I will always regret that my fears held me back from discussing with more passion allowing my midwives to assist in a homebirth…breech or not. I think they all felt confident….in themselves…..just not me so much and my strength of will as they focused on finding doctors who would do a breech delivery more than discussing the homebirth.
I regret not trying…but that is stupid.
I do regret not being able to avail myself of all the amazing services that are out there for mom to be and new moms. That regret comes more from lack of funds than choices made. And that makes me sad.

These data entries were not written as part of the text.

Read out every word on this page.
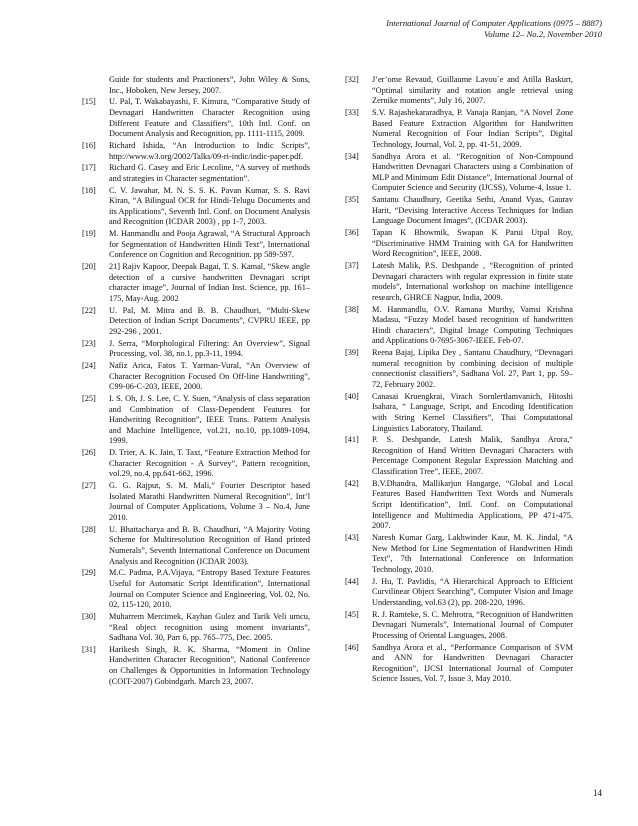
International Journal of Computer Applications (0975 – 8887)
Volume 12– No.2, November 2010
Guide for students and Practioners”, John Wiley & Sons, Inc., Hoboken, New Jersey, 2007.
[15]	U. Pal, T. Wakabayashi, F. Kimura, “Comparative Study of Devnagari Handwritten Character Recognition using Different Feature and Classifiers”, 10th Intl. Conf. on Document Analysis and Recognition, pp. 1111-1115, 2009.
[16]	Richard Ishida, “An Introduction to Indic Scripts”, http://www.w3.org/2002/Talks/09-ri-indic/indic-paper.pdf.
[17]	Richard G. Casey and Eric Lecoline, “A survey of methods and strategies in Character segmentation”.
[18]	C. V. Jawahar, M. N. S. S. K. Pavan Kumar, S. S. Ravi Kiran, “A Bilingual OCR for Hindi-Telugu Documents and its Applications”, Seventh Intl. Conf. on Document Analysis and Recognition (ICDAR 2003) , pp 1-7, 2003.
[19]	M. Hanmandlu and Pooja Agrawal, “A Structural Approach for Segmentation of Handwritten Hindi Text”, International Conference on Cognition and Recognition. pp 589-597.
[20]	21] Rajiv Kapoor, Deepak Bagai, T. S. Kamal, “Skew angle detection of a cursive handwritten Devnagari script character image”, Journal of Indian Inst. Science, pp. 161–175, May-Aug. 2002
[22]	U. Pal, M. Mitra and B. B. Chaudhuri, “Multi-Skew Detection of Indian Script Documents”, CVPRU IEEE, pp 292-296 , 2001.
[23]	J. Serra, “Morphological Filtering: An Overview”, Signal Processing, vol. 38, no.1, pp.3-11, 1994.
[24]	Nafiz Arica, Fatos T. Yarman-Vural, “An Overview of Character Recognition Focused On Off-line Handwriting”, C99-06-C-203, IEEE, 2000.
[25]	I. S. Oh, J. S. Lee, C. Y. Suen, “Analysis of class separation and Combination of Class-Dependent Features for Handwriting Recognition”, IEEE Trans. Pattern Analysis and Machine Intelligence, vol.21, no.10, pp.1089-1094, 1999.
[26]	D. Trier, A. K. Jain, T. Taxt, “Feature Extraction Method for Character Recognition - A Survey”, Pattern recognition, vol.29, no.4, pp.641-662, 1996.
[27]	G. G. Rajput, S. M. Mali,” Fourier Descriptor based Isolated Marathi Handwritten Numeral Recognition”, Int’l Journal of Computer Applications, Volume 3 – No.4, June 2010.
[28]	U. Bhattacharya and B. B. Chaudhuri, “A Majority Voting Scheme for Multiresolution Recognition of Hand printed Numerals”, Seventh International Conference on Document Analysis and Recognition (ICDAR 2003).
[29]	M.C. Padma, P.A.Vijaya, “Entropy Based Texture Features Useful for Automatic Script Identification”, International Journal on Computer Science and Engineering, Vol. 02, No. 02, 115-120, 2010.
[30]	Muharrem Mercimek, Kayhan Gulez and Tarik Veli umcu, “Real object recognition using moment invariants”, Sadhana Vol. 30, Part 6, pp. 765–775, Dec. 2005.
[31]	Harikesh Singh, R. K. Sharma, “Moment in Online Handwritten Character Recognition”, National Conference on Challenges & Opportunities in Information Technology (COIT-2007) Gobindgarh. March 23, 2007.
[32]	J’er’ome Revaud, Guillaume Lavou´e and Atilla Baskurt, “Optimal similarity and rotation angle retrieval using Zernike moments”, July 16, 2007.
[33]	S.V. Rajashekararadhya, P. Vanaja Ranjan, “A Novel Zone Based Feature Extraction Algorithm for Handwritten Numeral Recognition of Four Indian Scripts”, Digital Technology, Journal, Vol. 2, pp. 41-51, 2009.
[34]	Sandhya Arora et al. “Recognition of Non-Compound Handwritten Devnagari Characters using a Combination of MLP and Minimum Edit Distance”, International Journal of Computer Science and Security (IJCSS), Volume-4, Issue 1.
[35]	Santanu Chaudhury, Geetika Sethi, Anand Vyas, Gaurav Harit, “Devising Interactive Access Techniques for Indian Language Document Images”, (ICDAR 2003).
[36]	Tapan K Bhowmik, Swapan K Parui Utpal Roy, “Discriminative HMM Training with GA for Handwritten Word Recognition”, IEEE, 2008.
[37]	Latesh Malik, P.S. Deshpande , “Recognition of printed Devnagari characters with regular expression in finite state models”, International workshop on machine intelligence research, GHRCE Nagpur, India, 2009.
[38]	M. Hanmandlu, O.V. Ramana Murthy, Vamsi Krishna Madasu, “Fuzzy Model based recognition of handwritten Hindi characters”, Digital Image Computing Techniques and Applications 0-7695-3067-IEEE. Feb-07.
[39]	Reena Bajaj, Lipika Dey , Santanu Chaudhury, “Devnagari numeral recognition by combining decision of multiple connectionist classifiers”, Sadhana Vol. 27, Part 1, pp. 59–72, February 2002.
[40]	Canasai Kruengkrai, Virach Sornlertlamvanich, Hitoshi Isahara, “ Language, Script, and Encoding Identification with String Kernel Classifiers”, Thai Computational Linguistics Laboratory, Thailand.
[41]	P. S. Deshpande, Latesh Malik, Sandhya Arora,“ Recognition of Hand Written Devnagari Characters with Percentage Component Regular Expression Matching and Classification Tree”, IEEE, 2007.
[42]	B.V.Dhandra, Mallikarjun Hangarge, “Global and Local Features Based Handwritten Text Words and Numerals Script Identification”, Intl. Conf. on Computational Intelligence and Multimedia Applications, PP 471-475. 2007.
[43]	Naresh Kumar Garg, Lakhwinder Kaur, M. K. Jindal, “A New Method for Line Segmentation of Handwritten Hindi Text”, 7th International Conference on Information Technology, 2010.
[44]	J. Hu, T. Pavlidis, “A Hierarchical Approach to Efficient Curvilinear Object Searching”, Computer Vision and Image Understanding, vol.63 (2), pp. 208-220, 1996.
[45]	R. J. Ramteke, S. C. Mehrotra, “Recognition of Handwritten Devnagari Numerals”, International Journal of Computer Processing of Oriental Languages, 2008.
[46]	Sandhya Arora et al., “Performance Comparison of SVM and ANN for Handwritten Devnagari Character Recognition”, IJCSI International Journal of Computer Science Issues, Vol. 7, Issue 3, May 2010.
14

And I was thinking about this. I was thinking about my neighbourhood and the ‘types’ of families we have here. There are VERY few jogging strollers. Meaning there are VERY few people who would do Stroller Fit classes …and while I do believe our community centre does now do pre and post natal yoga….I don’t think the classes are over flowing.

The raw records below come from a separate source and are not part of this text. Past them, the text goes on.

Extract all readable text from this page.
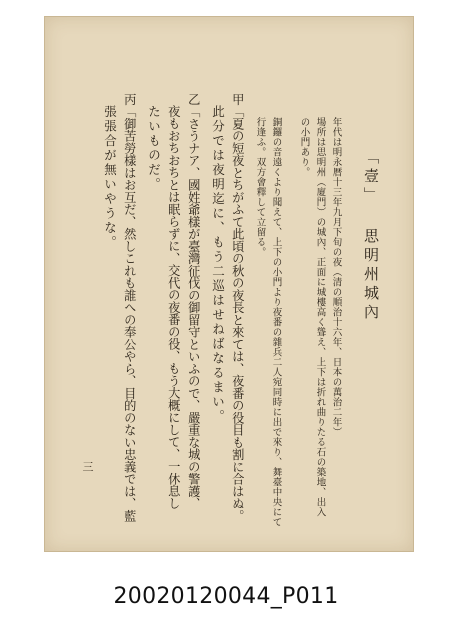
「壹」 思明州城內
年代は明永暦十三年九月下旬の夜（清の順治十六年、日本の萬治二年）
場所は思明州（廈門）の城內、正面に城樓高く聳え、上下は折れ曲りたる石の築地、出入
の小門あり。
銅鑼の音遠くより聞えて、上下の小門より夜番の雜兵二人宛同時に出で來り、舞臺中央にて
行逢ふ。双方會釋して立留る。
甲「夏の短夜とちがふて此頃の秋の夜長と來ては、夜番の役目も割に合はぬ。
此分では夜明迄に、もう二巡はせねばなるまい。
乙「さうナア、國姓爺樣が臺灣征伐の御留守といふので、嚴重な城の警護、
夜もおちおちとは眠らずに、交代の夜番の役、もう大概にして、一休息し
たいものだ。
丙「御苦勞樣はお互だ、然しこれも誰への奉公やら、目的のない忠義では、藍
張張合が無いやうな。
三
20020120044_P011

The families here tend to be more the types that avail themselves of the FREE programs…the programs funded by the government. Programs for low budget parents or new to Canada parents.
These parents or parents to be don’t get to hear about doula programs or attachment parenting meetups. The moms at the drop in’s tend to not discuss baby carriers or organic food. Those one’s are there…the cost of living is pushing new groups into our area…the lower income one’s are drifting further and further away from Vancouver.

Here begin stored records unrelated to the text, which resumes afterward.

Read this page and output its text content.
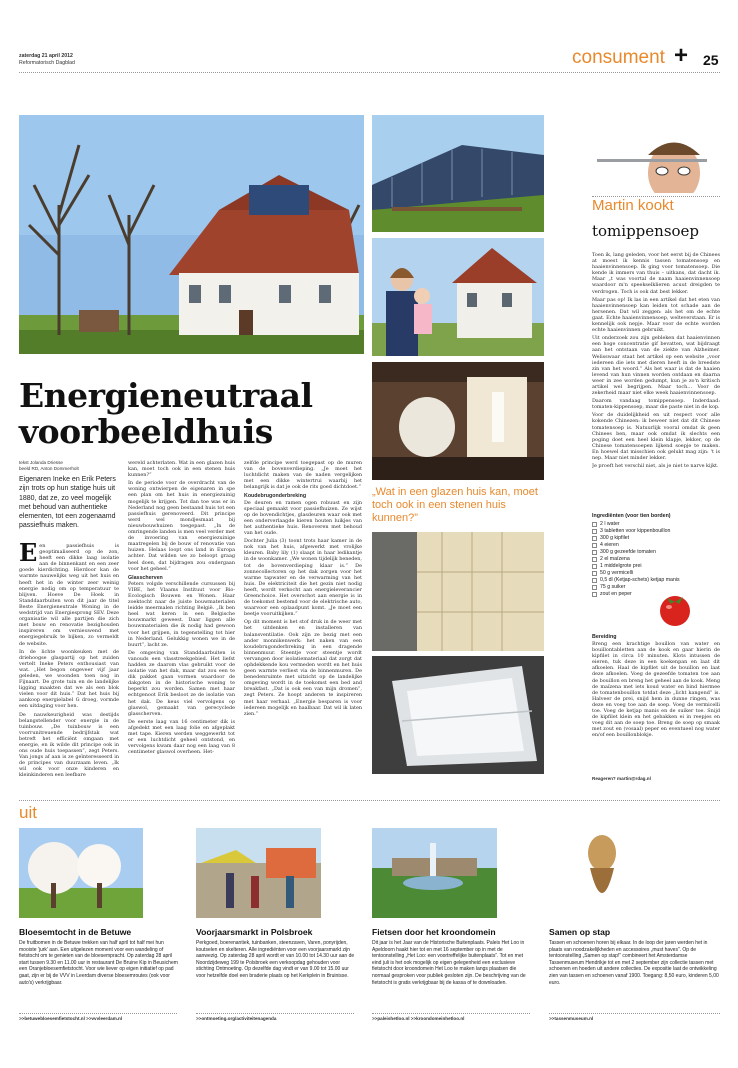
zaterdag 21 april 2012
Reformatorisch Dagblad	consument + 25
„Wat in een glazen huis kan, moet toch ook in een stenen huis kunnen?”
Energieneutraal
voorbeeldhuis
tekst Jolanda Driesse
beeld RD, Anton Dommerholt
Eigenaren Ineke en Erik Peters zijn trots op hun statige huis uit 1880, dat ze, zo veel mogelijk met behoud van authentieke elementen, tot een zogenaamd passiefhuis maken.

Een passiefhuis is geoptimaliseerd op de zon, heeft een dikke laag isolatie aan de binnenkant en een zeer goede kierdichting. Hierdoor kan de warmte nauwelijks weg uit het huis en heeft het in de winter zeer weinig energie nodig om op temperatuur te blijven. Hoeve De Hoek in Standdaarbuiten won dit jaar de titel Beste Energieneutrale Woning in de wedstrijd van Energiesprong SEV. Deze organisatie wil alle partijen die zich met bouw en renovatie bezighouden inspireren om vernieuwend met energiegebruik te bijken, zo vermeldt de website.

In de lichte woonkeuken met de driehoogse glaspartij op het zuiden vertelt Ineke Peters enthousiast van wat. „Het begon ongeveer vijf jaar geleden, we woonden toen nog in Fijnaart. De grote tuin en de landelijke ligging maakten dat we als een blok vielen voor dit huis.” Dat het huis bij aankoop energielabel G droeg, vormde een uitdaging voor hen.

De nauwkeurigheid was destijds belangstellender voor energie in de tuinbouw. „De tuinbouw is een voorrunitreuende bedrijfstak wat betreft het efficiënt omgaan met energie, en ik wilde dit principe ook in ons oude huis toepassen”, zegt Peters. Van jongs af aan is ze geïnteresseerd in de principes van duurzaam leven. „Ik wil ook voor onze kinderen en kleinkinderen een leefbare

wereld achterlaten. Wat in een glazen huis kan, moet toch ook in een stenen huis kunnen?”

In de periode voor de overdracht van de woning ontwierpen de eigenaren in spe een plan om het huis in energiezuinig mogelijk te krijgen. Tot dan toe was er in Nederland nog geen bestaand huis tot een passiefhuis gerenoveerd. Dit principe werd wel mondjesmaat bij nieuwbouwhuizen toegepast. „In de omringende landen is men veel verder met de invoering van energiezuinige maatregelen bij de bouw of renovatie van huizen. Helaas loopt ons land in Europa achter. Dat wilden we zo beloopt graag heel doen, dat bijdragen zou ondergaan voor het geheel.”

Glasscherven

Peters volgde verschillende cursussen bij VIBE, het Vlaams Instituut voor Bio-Ecologisch Bouwen en Wonen. Haar zoektocht naar de juiste bouwmaterialen leidde meermalen richting België. „Ik ben heel wat keren in een Belgische bouwmarkt geweest. Daar liggen alle bouwmaterialen die ik nodig had gewoon voor het grijpen, in tegenstelling tot hier in Nederland. Gelukkig wonen we in de buurt”, lacht ze.

De omgeving van Standdaarbuiten is vanouds een vlasstreekgebied. Het liefst hadden ze daarom vlas gebruikt voor de isolatie van het dak, maar dat zou een te dik pakket gaan vormen waardoor de dakgoten in de historische woning te beperkt zou worden. Samen met haar echtgenoot Erik besloot ze de isolatie van het dak. De keus viel vervolgens op glaswol, gemaakt van gerecyclede glasscherven.

De eerste laag van 16 centimeter dik is afgedekt met een laag folie en afgeplakt met tape. Kieren werden weggewerkt tot er een luchtdicht geheel ontstond, en vervolgens kwam daar nog een laag van 8 centimeter glaswol overheen. Het-

zelfde principe werd toegepast op de muren van de bovenverdieping. „Je moet het luchtdicht maken van de naden vergelijken met een dikke wintertrui waarbij het belangrijk is dat je ook de rits goed dichtdoet.”

Koudebrugonderbreking

De deuren en ramen ogen robuust en zijn speciaal gemaakt voor passiefhuizen. Ze wijst op de bovendichtjes, glasdeuren waar ook met een onderverlaagde kieren houten luikjes van het authentieke huis. Renoveren met behoud van het oude.

Dochter Julia (3) toont trots haar kamer in de nok van het huis, afgewerkt met vrolijke kleuren. Baby lily (1) slaapt in haar ledikantje in de woonkamer. „We wonen tijdelijk beneden, tot de bovenverdieping klaar is.” De zonnecollectoren op het dak zorgen voor het warme tapwater en de verwarming van het huis. De elektriciteit die het gezin niet nodig heeft, wordt verkocht aan energieleverancier Greenchoice. Het overschot aan energie is in de toekomst bestemd voor de elektrische auto, waarvoor een oplaadpunt komt. „Je moet een beetje vooruitkijken.”

Op dit moment is het stof druk in de weer met het uitdenken en installeren van balansventilatie. Ook zijn ze bezig met een ander monnikenwerk: het naken van een koudebrugonderbreking in een dragende binnenmuur. Steentje voor steentje wordt vervangen door isolatiemateriaal dat zorgt dat ophdekkende kou vermeden wordt en het huis geen warmte verliest via de binnenmuren. De benedenruimte met uitzicht op de landelijke omgeving wordt in de toekomst een bed and breakfast. „Dat is ook een van mijn dromen”, zegt Peters. Ze hoopt anderen te inspireren met haar verhaal. „Energie besparen is voor iedereen mogelijk en haalbaar. Dat wil ik laten zien.”

Martin kookt
tomippensoep

Toen ik, lang geleden, voor het eerst bij de Chinees at moest ik kennis tassen tomatensoep en haaienvinnensoep. Ik ging voor tomatensoep. Die kende ik immers van thuis – uitkans, dat dacht ik. Maar „t was voortal de naam haaienvinnensoep waardoor m'n speekselklieren acuut dreigden te verdrogen. Toch is ook dat best lekker.

Maar pas op! Ik las in een artikel dat het eten van haaienvinnensoep kan leiden tot schade aan de hersenen. Dat wil zeggen: als het om de echte gaat. Echte haaienvinnensoep, welteverstaan. Er is kennelijk ook nepje. Maar voor de echte worden echte haaienvinnen gebruikt.

Uit onderzoek zou zijn gebleken dat haaienvinnen een hoge concentratie gif bevatten, wat bijdraagt aan het ontstaan van de ziekte van Alzheimer. Welisswaar staat het artikel op een website „voor iedereen die iets met dieren heeft in de breedste zin van het woord.” Als het waar is dat de haaien levend van hun vinnen worden ontdaan en daarna weer in zee worden gedumpt, kun je zo'n kritisch artikel wel begrijpen. Maar toch… Voor de zekerheid maar niet elke week haaienvinnensoep.

Daarom vandaag tomippensoep. Inderdaad: tomaten-kippensoep, maar die paste niet in de kop.

Voor de duidelijkheid en uit respect voor alle kokende Chinezen: ik beweer niet dat dit Chinese tomatensoep is. Natuurlijk vooral omdat ik geen Chinees ben, maar ook omdat ik slechts een poging doet een heel klein klapje, lekker, op de Chinese tomatensoepen lijkend soepje te maken. En hoewel dat misschien ook gelukt mag zijn: 't is nep. Maar niet minder lekker.

Je proeft het verschil niet, als je niet te narve kijkt.

Ingrediënten (voor tien borden)
2 l water
3 tabletten voor kippenbouillon
300 g kipfilet
4 eieren
300 g gezeefde tomaten
2 el maïzena
1 middelgrote prei
50 g vermicelli
0,5 dl (Ketjap-schets) ketjap manis
75 g suiker
zout en peper
Bereiding
Breng een krachtige bouillon van water en bouillontabletten aan de kook en gaar hierin de kipfilet in circa 10 minuten. Klots intussen de eieren, tuk deze in een koekenpan en laat dit afkoelen. Haal de kipfilet uit de bouillon en laat deze afkoelen. Voeg de gezeefde tomaten toe aan de bouillon en breng het geheel aan de kook. Meng de maïzena met iets koud water en bind hiermee de tomatenbouillon totdat deze „licht kangend” is. Halveer de prei, snijd hem in dunne ringen, was deze en voeg toe aan de soep. Voeg de vermicelli toe. Voeg de ketjap manis en de suiker toe. Snijd de kipfilet klein en het gebakken ei in reepjes en voeg dit aan de soep toe. Breng de soep op smaak met zout en (vosaal) peper en eventueel nog water en/of een bouillonblokje.
Reageren? martin@rdag.nl
uit
Bloesemtocht in de Betuwe
De fruitbomen in de Betuwe trekken van half april tot half mei hun mooiste 'jurk' aan. Een uitgelezen moment voor een wandeling of fietstocht om te genieten van de bloesempracht. Op zaterdag 28 april start tussen 9.30 en 11.00 uur in restaurant De Bruine Kip in Beusichem een Oranjebloesemfietstocht. Voor wie liever op eigen initiatief op pad gaat, zijn er bij de VVV in Leerdam diverse bloesemroutes (ook voor auto's) verkrijgbaar.
Voorjaarsmarkt in Polsbroek
Perkgoed, boerenantiek, tuinbanken, steenzaven, Varen, ponyrijden, koutselen en skelteren. Alle ingrediënten voor een voorjaarsmarkt zijn aanwezig. Op zaterdag 28 april wordt er van 10.00 tot 14.30 uur aan de Noordzijdeweg 199 te Polsbroek een verkoopdag gehouden voor stichting Ontmoeting. Op dezelfde dag vindt er van 9.00 tot 15.00 uur voor hetzelfde doel een braderie plaats op het Kerkplein in Bruinisse.
Fietsen door het kroondomein
Dit jaar is het Jaar van de Historische Buitenplaats. Paleis Het Loo in Apeldoorn haakt hier tot en met 16 september op in met de tentoonstelling „Het Loo: een voortreffelijke buitenplaats”. Tot en met eind juli is het ook mogelijk op eigen gelegenheid een exclusieve fietstocht door kroondomein Het Loo te maken langs plaatsen die normaal gesproken voor publiek gesloten zijn. De beschrijving van de fietstocht is gratis verkrijgbaar bij de kassa of te downloaden.
Samen op stap
Tassen en schoenen horen bij elkaar. In de loop der jaren werden het in plaats van noodzakelijkheden en accessoires „must haves”. Op de tentoonstelling „Samen op stap!” combineert het Amsterdamse Tassenmuseum Hendrikje tot en met 2 september zijn collectie tassen met schoenen en hoeden uit andere collecties. De expositie laat de ontwikkeling zien van tassen en schoenen vanaf 1900. Toegang: 8,50 euro, kinderen 5,00 euro.
>>betuwebloesemfietstocht.nl >>vvvleerdam.nl	>>ontmoeting.org/activiteitenagenda	>>paleishetloo.nl >>kroondomeinhetloo.nl	>>tassenmuseum.nl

I haven’t even met another blogger at my kids school.
I haven’t done many activities with Tara…..mainly because the community centre or drop in’s haven’t really appealed to ME. To the mother I think I would rather be…but due to dollars and lack of interest in public transiting across town …instead have stuck close to home and read about the programs with a tinge of envy and jealousy.
I love all that things like Birth Fest represent and I dream that one day pregnancy, birthing and childrearing will include all things Birth Fest for all…not just for a trendy ‘hood like Commercial Drive.
Amber says
There is definitely a certain amount of classism that happens around pregnancy, birth and parenting. The more resources you have, the more choices you have. Yes, there are people with few resources who manage to work for the birth they want, but it’s undoubtedly harder. And this is in Canada, where we don’t have to pay for medical care. In the US it’s even worse, I think, since many insurance plans don’t cover midwives or homebirth.
I know that many midwives and doulas are working to ensure that lower-income women have better choices. I think it’s great. But we really need all care providers on board if we’re going to make a difference. Hospitals and doctors need to provide more options, too.
(And I definitely DON’T feel done with my two kids. Sadly, my husband does, though. Sigh.)